Oxygen is a component of the gas and an essential element in the process of metabolism to maintain the survival of all cells normally obtained by inhalation.

Antoine Laurent Lavoisier, is the real name of a French scientist born in 1743 in Paris. He was a human named oxygen (1778). The word oxygen consists of two Greek words, oxus (acid) and gennan (producing).


In addition to mastering chemistry, Lavoisier also mastered many other disciplines such as law, economics, agriculture, and geology. Prior to getting involved in chemistry, Lavoisier followed in his father's footsteps studying law.

However, Lavoisier is more interested in science. In 1768, Lavoisier was elected a member of the Academie Royale des Sciences (French Academy of Sciences), a scientific community.

In the same year, he bought Ferme Generate, a private enterprise that runs tax collection services for the government. Lavoisier was appointed the Royal Police Commissioner when he was 32 years old.


Lavoisier was given the responsibility of managing the gunpowder laboratory (explosives made from sulfur mixtures). He developed his experiments by recruiting young chemists from all over Europe. Lavoisier and his men worked hard to improve the method of making gunpowder.

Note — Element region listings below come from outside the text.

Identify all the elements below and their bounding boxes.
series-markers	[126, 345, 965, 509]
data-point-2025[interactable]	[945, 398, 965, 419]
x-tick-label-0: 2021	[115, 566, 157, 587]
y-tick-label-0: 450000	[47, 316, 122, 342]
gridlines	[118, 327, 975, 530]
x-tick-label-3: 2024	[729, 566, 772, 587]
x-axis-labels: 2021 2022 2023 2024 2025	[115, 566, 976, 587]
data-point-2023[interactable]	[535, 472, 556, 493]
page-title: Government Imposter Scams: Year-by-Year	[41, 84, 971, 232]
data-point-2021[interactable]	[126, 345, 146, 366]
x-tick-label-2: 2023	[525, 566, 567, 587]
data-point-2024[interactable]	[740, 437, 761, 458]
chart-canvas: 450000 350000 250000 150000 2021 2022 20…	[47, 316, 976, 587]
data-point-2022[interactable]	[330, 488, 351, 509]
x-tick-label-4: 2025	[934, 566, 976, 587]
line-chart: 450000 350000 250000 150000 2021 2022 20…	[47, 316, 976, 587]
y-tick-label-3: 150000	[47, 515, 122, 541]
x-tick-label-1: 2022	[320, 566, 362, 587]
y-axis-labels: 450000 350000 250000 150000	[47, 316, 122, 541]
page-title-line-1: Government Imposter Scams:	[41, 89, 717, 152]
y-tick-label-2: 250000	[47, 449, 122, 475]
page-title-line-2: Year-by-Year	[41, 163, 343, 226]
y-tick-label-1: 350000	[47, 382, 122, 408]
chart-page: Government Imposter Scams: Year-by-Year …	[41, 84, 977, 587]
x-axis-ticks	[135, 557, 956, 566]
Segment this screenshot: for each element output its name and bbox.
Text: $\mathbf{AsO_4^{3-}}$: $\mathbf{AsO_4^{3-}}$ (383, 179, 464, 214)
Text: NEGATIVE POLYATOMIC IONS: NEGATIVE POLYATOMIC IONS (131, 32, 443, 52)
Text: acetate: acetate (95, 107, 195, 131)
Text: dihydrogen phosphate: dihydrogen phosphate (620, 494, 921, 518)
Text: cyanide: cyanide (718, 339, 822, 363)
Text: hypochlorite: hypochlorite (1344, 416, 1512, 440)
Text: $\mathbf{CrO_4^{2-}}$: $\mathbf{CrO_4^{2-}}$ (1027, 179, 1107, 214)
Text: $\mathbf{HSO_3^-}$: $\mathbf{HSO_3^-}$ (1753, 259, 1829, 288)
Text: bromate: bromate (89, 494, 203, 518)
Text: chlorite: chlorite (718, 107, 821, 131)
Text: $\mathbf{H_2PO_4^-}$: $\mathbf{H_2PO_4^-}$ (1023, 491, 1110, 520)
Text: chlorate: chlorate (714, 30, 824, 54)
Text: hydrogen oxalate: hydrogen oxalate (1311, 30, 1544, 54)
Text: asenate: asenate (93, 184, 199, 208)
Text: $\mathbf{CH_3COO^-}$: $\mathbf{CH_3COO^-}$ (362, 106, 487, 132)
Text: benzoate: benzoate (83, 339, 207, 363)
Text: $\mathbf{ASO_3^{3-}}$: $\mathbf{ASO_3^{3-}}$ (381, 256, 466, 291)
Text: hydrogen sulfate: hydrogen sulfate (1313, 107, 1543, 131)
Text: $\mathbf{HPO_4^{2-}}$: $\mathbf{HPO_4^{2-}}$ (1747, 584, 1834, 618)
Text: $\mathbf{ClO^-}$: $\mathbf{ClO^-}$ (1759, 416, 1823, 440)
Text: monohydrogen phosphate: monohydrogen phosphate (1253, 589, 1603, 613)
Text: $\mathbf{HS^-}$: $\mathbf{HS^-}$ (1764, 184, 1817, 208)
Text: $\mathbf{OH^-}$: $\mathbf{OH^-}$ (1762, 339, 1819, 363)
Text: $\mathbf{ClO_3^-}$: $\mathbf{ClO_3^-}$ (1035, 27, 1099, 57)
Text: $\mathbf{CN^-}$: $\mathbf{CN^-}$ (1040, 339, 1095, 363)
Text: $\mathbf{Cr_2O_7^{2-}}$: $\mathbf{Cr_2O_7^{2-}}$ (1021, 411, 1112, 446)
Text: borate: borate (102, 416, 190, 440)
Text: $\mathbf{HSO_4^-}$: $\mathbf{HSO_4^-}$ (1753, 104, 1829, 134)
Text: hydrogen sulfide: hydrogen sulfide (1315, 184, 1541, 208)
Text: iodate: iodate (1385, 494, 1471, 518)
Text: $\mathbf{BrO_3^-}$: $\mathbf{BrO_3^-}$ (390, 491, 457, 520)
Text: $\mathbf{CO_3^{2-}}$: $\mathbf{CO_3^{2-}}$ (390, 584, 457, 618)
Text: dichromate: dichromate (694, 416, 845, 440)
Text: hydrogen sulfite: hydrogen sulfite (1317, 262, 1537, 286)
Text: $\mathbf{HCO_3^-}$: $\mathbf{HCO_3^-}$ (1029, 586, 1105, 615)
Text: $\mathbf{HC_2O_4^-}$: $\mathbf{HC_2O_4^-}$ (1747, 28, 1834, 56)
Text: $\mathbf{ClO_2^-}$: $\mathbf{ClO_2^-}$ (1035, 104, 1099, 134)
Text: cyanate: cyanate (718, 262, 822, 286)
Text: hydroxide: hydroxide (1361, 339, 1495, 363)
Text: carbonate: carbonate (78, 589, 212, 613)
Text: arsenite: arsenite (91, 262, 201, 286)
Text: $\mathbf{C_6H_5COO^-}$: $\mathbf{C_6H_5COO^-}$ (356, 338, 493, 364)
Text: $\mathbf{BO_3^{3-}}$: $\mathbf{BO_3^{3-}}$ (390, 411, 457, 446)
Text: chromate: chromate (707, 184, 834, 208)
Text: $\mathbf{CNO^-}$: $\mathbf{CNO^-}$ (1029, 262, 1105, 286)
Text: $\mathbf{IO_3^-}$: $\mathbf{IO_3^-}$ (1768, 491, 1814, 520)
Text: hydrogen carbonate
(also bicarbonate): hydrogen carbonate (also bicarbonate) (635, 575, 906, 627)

He and his men succeeded in improving the quality of gunpowder. The result was not disappointing, the gunpowder produced in his lab was much bigger and better than before. That was Lavoisier's early introduction to his chemical research work. Since then, Lavoisier has been experimenting with chemistry.

Lavoisier's hard work is fully supported by his wife, Marie-Anne Pierrette Paulze. Marie helped her husband translate the writings of British chemist Joseph Prestley. In addition, Marie-Anne Pierrette has drawing skills. It was used to describe the results of Lavoisier's experiments.

Lavoisier's greatest contribution to the development of chemical sciences and thus the title of Modern Chemistry is his ability to combine all discoveries in the field of chemistry and stand alone into one unit.


In 1789, France suffered economic depression. The price of goods has become unstable. The public is upset. At that time, Lavoisier was in the middle of testing. Lavoisier had to reduce his experimental activity because at the time, he was helping to improve his country's economic situation.

Renewing salt taxes, preventing smuggling by building fortifications around Paris, and improving agricultural methods are some of his efforts to improve the economy. Despite his many contributions to science and economics, Lavoisier's life ended tragically.

During the French revolution, all government officials and nobles were arrested, including Lavoisier. He was charged with actively taking public taxes for his government through his company (Ferme Generate), lowering the city's air quality, for his idea of ​​building a fort around Paris, mixing tobacco with water, and moving gunpowder from the armory.

Lavoisier was eventually sentenced to death. In the moments before the sentencing, Lavoisier asked for his sentence to be postponed.

"I'm a scientist. Not a nobleman, ”Lavoisier said. But the judge emphatically replied, "The country does not need smart people!"

Lavoisier's head was beheaded, the world mourned. One of the gems of science is lost in vain. Lavoisier died on May 8, 1794 at the age of 50.